Tuesday, May 24, 2011

Messianic Symbolism of Jonah

Jonah the wayward prophet provided a messianic sign or foreshadow in what he experienced. Hurled overboard a ship, he sank beneath the waves and was prevented from resurfacing by the crashing, pounding breakers. He even became entangled in seaweed, it winding around his head! (Jonah 1:15, 2:5) He was then swallowed by some type of giant aquatic beast by divine intervention. (Jonah 1:17)[1]

The time he spent there has been identified as the “Sign of Jonah” by Jesus at Matthew 12:39-40. As Jonah was in the belly of a leviathan for three days, so Jesus would be in the grave for a similar length of time, for parts of three days. Thus, as fulfilled, the “Sign of Jonah” is a remarkable messianic foreshadowing of Jesus’ death and resurrection: the “Gates of Sheol” (Isaiah 38:10) opened for him like leviathan’s jaws opened for Jonah. Notice, however, that Jesus was resurrected as a spirit person in the spirit realm. (John 8:21; 1 Corinthians 15:45; Philippians 2:9; 1 Peter 3:18) Could the surface of the water and the dry land that Jonah returned to be symbolic of that for this application only, as his aquatic gastric grave was symbolic of Sheol only?
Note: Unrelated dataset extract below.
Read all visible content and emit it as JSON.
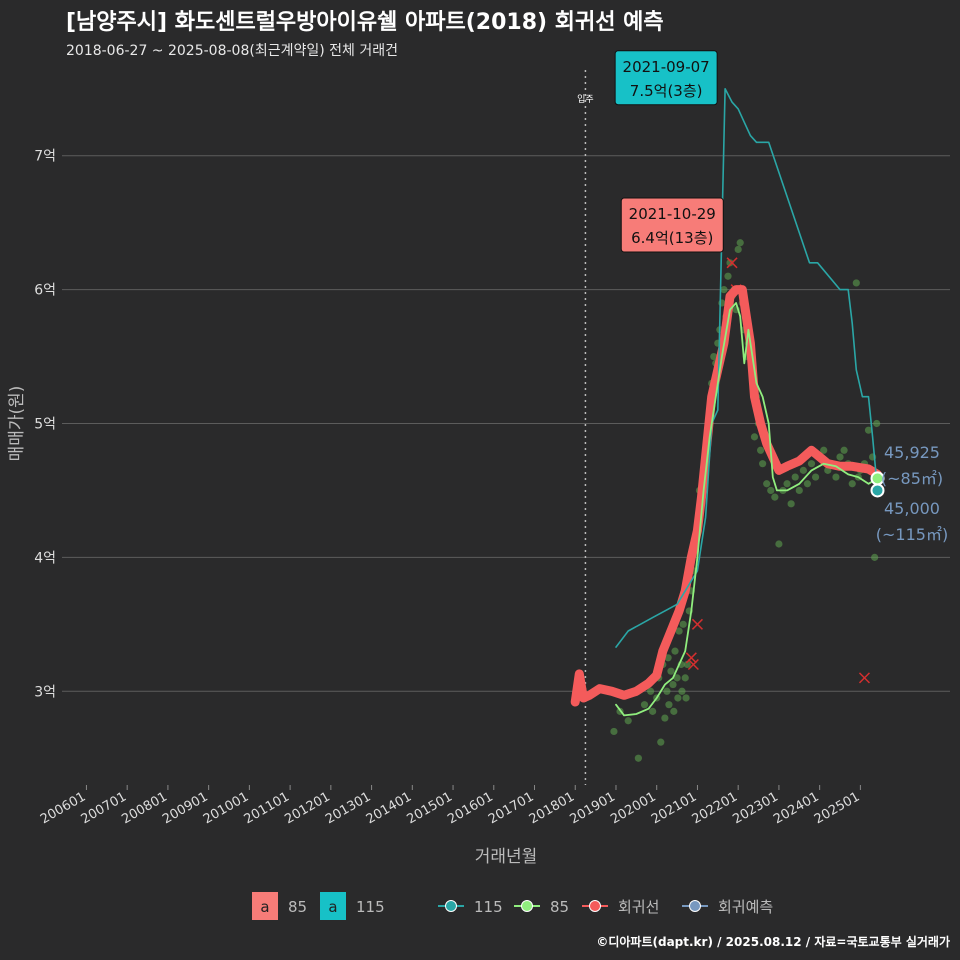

Jesus descended from heaven and called it the “realms above.” (1 Corinthians 15:47; Philippians 2:7-8; John 8:23) As he was born as a man, he was not able to return to the spirit realm on his own. (Galatians 4:4) This is similar with Jonah, his descending from above to beneath the surface of the water and being obstructed from resurfacing on his own. Significantly, as Jonah was completely swallowed by the aquatic beast, so Jesus as a person was in the grave.[2] How would it make any sense if Jesus was not completely in the grave, if only his human nature was in the grave as taught by Trinitarianism? If the Sign of Jonah applied only to Jesus’ human nature, then it is a very “watered down” sign indeed.
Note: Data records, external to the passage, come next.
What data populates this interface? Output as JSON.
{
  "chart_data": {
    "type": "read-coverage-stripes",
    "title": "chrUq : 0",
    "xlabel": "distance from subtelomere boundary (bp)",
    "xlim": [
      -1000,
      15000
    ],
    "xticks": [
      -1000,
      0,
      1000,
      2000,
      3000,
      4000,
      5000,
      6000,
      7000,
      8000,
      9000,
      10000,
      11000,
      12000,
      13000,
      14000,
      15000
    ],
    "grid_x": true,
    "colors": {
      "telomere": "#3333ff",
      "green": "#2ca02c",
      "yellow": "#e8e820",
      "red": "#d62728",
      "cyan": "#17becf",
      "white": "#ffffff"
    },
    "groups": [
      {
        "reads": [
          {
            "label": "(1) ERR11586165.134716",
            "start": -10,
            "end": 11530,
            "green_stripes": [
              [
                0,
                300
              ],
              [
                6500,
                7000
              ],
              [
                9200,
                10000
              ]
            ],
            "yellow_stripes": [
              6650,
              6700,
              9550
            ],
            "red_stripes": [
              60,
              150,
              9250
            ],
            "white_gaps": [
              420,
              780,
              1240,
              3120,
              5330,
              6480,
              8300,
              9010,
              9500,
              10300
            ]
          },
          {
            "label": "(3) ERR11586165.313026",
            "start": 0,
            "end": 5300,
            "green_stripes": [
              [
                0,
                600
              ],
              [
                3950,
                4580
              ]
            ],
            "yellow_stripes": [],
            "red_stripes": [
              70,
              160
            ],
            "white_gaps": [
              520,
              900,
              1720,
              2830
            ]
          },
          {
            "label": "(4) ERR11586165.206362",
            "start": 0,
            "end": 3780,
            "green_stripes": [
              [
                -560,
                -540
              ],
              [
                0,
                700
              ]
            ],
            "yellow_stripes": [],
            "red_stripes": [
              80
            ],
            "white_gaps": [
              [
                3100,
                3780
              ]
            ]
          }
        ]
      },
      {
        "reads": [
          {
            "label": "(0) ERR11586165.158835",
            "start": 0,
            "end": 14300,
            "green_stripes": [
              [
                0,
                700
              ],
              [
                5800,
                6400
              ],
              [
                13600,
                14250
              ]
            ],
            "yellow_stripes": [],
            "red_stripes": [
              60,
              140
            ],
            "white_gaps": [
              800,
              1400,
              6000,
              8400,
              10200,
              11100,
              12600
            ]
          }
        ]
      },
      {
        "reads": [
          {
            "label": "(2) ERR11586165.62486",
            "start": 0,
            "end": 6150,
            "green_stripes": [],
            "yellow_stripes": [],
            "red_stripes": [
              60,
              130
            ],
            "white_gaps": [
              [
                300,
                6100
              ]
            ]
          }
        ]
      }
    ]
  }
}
In summation, Jonah’s messianic symbolism was fulfilled with Jesus in these ways:
  1. Jesus’ descent from the spirit realm to earth and birth as a man: Jonah’s descent from above into the waters.
  2. Jesus’ death in the grave for parts of three days: Jonah as good as dead inside an aquatic beast for three days.
  3. Jesus’ resurrection back to the spirit realm: Jonah being ejected from the aquatic beast and ascent out of the waters.
The last two of course being identified by Jesus as the Sign of Jonah. (Refer to figure below.)

[1] One reference describes the sequence of events this way in graphic detail:
Jonah plummeted into the raging waves. Perhaps he struggled, floundering a bit, and saw amid a chaos of foam and spray that the ship was swiftly moving away. But the mighty breakers crashed over him and forced him under. He sank down and down, sensing that all hope was gone.
Jonah later described how he felt at this time. Fleeting images crossed his mind. He thought with sadness that he would never again see the beautiful temple of Jehovah in Jerusalem. He had the sensation of descending to the very depths of the sea, near the roots of the mountains, where seaweed entangled him. This, it seemed, was to be his pit, his grave.—Jonah 2:2-6.
But wait! There was something moving nearby—an immense, dark shape, a living thing. Looming close, it darted at him. A great maw opened over him, engulfed him, swallowed him down! (The Watchtower, January 1, 2009 pages 27-8)
Ironically, Jonah was saved and preserved by this aquatic monster.

Critics of Jonah may overlook the fact that this story is about acts of divine intervention. So of course it is not explainable by natural causes! That is the whole point. The very text at Jonah 1:17 identifies it as a supernatural event, for it says Jehovah God “appointed” an aquatic creature to swallow (and preserve) him. The NET Bible footnote on this verse adds:
Joyce Baldwin notes, “Here, with YHWH [Jehovah] as the subject, the verb [minnah, “to send, to appoint”] stresses God’s sovereign rule over events for the accomplishment of his purpose (as in 4:6-8, where the verb recurs in each verse). The ‘great fish’ is in exactly the right place at the right time by God’s command, in order to swallow Jonah and enclose him safely” (Joyce Baldwin, “Jonah,” The Minor Prophets, 2:566).

[2] It is interesting to note that both Jonah and Jesus had flora wrapped around their heads. In Jesus’ case however, his head wrapping was done in sadistic mockery by Roman soldiers who braided a crown of thorns and placed it on his head. (Mark 15:17; John 19:2) “While the particular plant in question has been linked by many with Paliurus spina-christi, a shrub growing to a height of 6 m (20 ft) and having flexible branches with stiff thorns, no certain identification is possible.” (“Thorn,” Insight on the Scriptures, 2:1096.)